ANALIVIA CORDEIRO: FROM BODY TO CODE

From Body to Code at ZKM (Center for Art and Media Karlsruhe) will gather, for the first time in Europe, the most representative pieces of her artistic trajectory.

ANALIVIA CORDEIRO: FROM BODY TO CODE

The exhibition will present her first emblematic video art creations (computer-based video dance) from 1973 to 1976 in dialogue with a selection of the most representative works of her production from the decade of 1980 until today in the formats of video projection, video installation, interactive art, painting and sculpture. The exhibition will be complemented with original photographs, vintage notations and sketches, drawings and scripts of her projects, which document amplify the knowledge about her researches and work. The exhibition will also include a selection of portraits of the artist by renowned Brazilian photographer Bob Wolfenson from 1987 to 2020.

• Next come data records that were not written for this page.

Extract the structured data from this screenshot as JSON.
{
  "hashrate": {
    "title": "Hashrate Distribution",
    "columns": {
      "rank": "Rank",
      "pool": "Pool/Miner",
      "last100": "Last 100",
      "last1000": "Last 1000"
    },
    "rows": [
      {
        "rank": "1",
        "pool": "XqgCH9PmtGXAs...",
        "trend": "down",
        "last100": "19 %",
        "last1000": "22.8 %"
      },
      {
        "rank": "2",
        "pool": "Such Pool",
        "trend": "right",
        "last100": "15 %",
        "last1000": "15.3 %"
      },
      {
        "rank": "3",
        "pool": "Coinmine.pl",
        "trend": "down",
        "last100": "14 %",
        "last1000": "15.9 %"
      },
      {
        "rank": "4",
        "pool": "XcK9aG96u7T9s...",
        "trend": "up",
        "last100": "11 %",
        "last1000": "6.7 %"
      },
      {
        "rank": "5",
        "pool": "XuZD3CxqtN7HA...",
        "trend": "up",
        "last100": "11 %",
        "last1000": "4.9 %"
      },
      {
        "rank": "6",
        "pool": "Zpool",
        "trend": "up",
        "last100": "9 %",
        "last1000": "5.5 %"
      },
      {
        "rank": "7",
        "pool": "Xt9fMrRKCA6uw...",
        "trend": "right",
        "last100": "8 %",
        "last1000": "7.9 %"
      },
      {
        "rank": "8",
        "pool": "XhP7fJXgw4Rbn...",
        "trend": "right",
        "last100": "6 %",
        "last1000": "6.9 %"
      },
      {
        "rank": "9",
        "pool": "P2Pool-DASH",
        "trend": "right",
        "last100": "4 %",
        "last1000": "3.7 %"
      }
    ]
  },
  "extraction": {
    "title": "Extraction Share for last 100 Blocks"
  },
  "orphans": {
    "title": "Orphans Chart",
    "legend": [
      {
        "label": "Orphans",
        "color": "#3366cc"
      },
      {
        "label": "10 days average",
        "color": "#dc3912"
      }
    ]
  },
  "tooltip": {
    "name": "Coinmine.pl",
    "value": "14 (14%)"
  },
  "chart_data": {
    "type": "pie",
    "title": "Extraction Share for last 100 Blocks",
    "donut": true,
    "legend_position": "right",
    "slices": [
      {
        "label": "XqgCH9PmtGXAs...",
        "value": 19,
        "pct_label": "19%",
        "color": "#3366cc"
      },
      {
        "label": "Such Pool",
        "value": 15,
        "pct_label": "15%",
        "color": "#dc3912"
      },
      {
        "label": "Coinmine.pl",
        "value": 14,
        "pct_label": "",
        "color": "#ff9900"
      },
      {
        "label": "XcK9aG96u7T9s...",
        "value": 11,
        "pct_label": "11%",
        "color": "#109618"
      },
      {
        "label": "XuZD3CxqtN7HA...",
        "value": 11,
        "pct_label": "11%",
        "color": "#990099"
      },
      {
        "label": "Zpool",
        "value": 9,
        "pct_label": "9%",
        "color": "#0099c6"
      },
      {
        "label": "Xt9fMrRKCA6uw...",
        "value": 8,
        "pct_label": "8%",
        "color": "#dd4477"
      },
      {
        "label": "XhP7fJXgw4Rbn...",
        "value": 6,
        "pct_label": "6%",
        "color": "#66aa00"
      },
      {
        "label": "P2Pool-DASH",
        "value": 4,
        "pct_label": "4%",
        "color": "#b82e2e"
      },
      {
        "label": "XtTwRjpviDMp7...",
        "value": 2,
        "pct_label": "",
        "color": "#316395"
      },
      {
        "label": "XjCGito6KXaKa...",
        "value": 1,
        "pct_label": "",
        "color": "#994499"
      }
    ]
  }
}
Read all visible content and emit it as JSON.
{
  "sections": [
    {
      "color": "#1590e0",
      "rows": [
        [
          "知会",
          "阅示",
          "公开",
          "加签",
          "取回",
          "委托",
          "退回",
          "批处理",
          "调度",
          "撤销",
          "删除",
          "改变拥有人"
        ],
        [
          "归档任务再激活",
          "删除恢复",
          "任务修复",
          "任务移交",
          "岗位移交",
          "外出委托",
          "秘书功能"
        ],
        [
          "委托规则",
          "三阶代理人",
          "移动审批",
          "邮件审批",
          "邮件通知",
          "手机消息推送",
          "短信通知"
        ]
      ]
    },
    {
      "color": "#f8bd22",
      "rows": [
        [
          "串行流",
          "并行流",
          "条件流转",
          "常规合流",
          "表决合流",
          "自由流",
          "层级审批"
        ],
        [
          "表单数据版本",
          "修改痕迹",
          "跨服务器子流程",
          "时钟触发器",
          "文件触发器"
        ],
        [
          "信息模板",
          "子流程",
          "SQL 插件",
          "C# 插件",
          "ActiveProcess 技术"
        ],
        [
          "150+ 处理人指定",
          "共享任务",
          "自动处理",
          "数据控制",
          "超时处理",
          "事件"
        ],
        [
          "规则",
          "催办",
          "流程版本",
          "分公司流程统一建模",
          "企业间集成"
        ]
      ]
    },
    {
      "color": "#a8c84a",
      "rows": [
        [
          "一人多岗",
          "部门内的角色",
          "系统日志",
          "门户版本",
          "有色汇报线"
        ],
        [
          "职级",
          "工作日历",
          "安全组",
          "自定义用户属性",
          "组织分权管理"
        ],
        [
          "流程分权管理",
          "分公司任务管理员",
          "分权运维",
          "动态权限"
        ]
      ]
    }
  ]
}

Cordeiro's works open up numerous perspectives for experiencing body movements. The exhibition therefore explicitly invites visitors to reexperience their own physical dances in space via the interactive installations and a dance motion capture app developed by the artist. The artist's principle becomes clear in the exhibition: "No matter what age, no matter how much dance experience, everyone can learn through movement."

Her researches and projects were progressively moving into other areas, such as those of web-based productions and dance motion-capture App, but also those of interactive installations, co-authored by Nilton Lobo. However, technologies are never an end to her, but always a means to investigate the potentials of the expression of human body movement.

 

In the most performative and videographic approaches to the body from the 1970s and 1980s, Analivia Cordeiro exploits transdisciplinary aesthetics involving very contemporary choreography, artistic conception of space and scenography as well as an audiovisual language. Her experimental and engaged practices develop a singular computerized method combined with a subtle and poetic language.

 

With her innovative M3x3 computer-based video dance from 1973, Analivia stands as the forerunner of video art in Latin America, paving the way for the first generation to explore the medium experimentally. She is also one of the pioneers in programming an algorithm for choreography notation, which she designed specifically for camera and as a basis for her video dance script.

Analivia Cordeiro is a dancer, choreographer and architect, born 1954 in São Paulo, Brazil. Considered a pioneer in both video art and computer-based video dance, she has been developing since 1973 a continuous and intense transdisciplinary work exploring the relationships between body, movement, visual and audiovisual art as well as media art.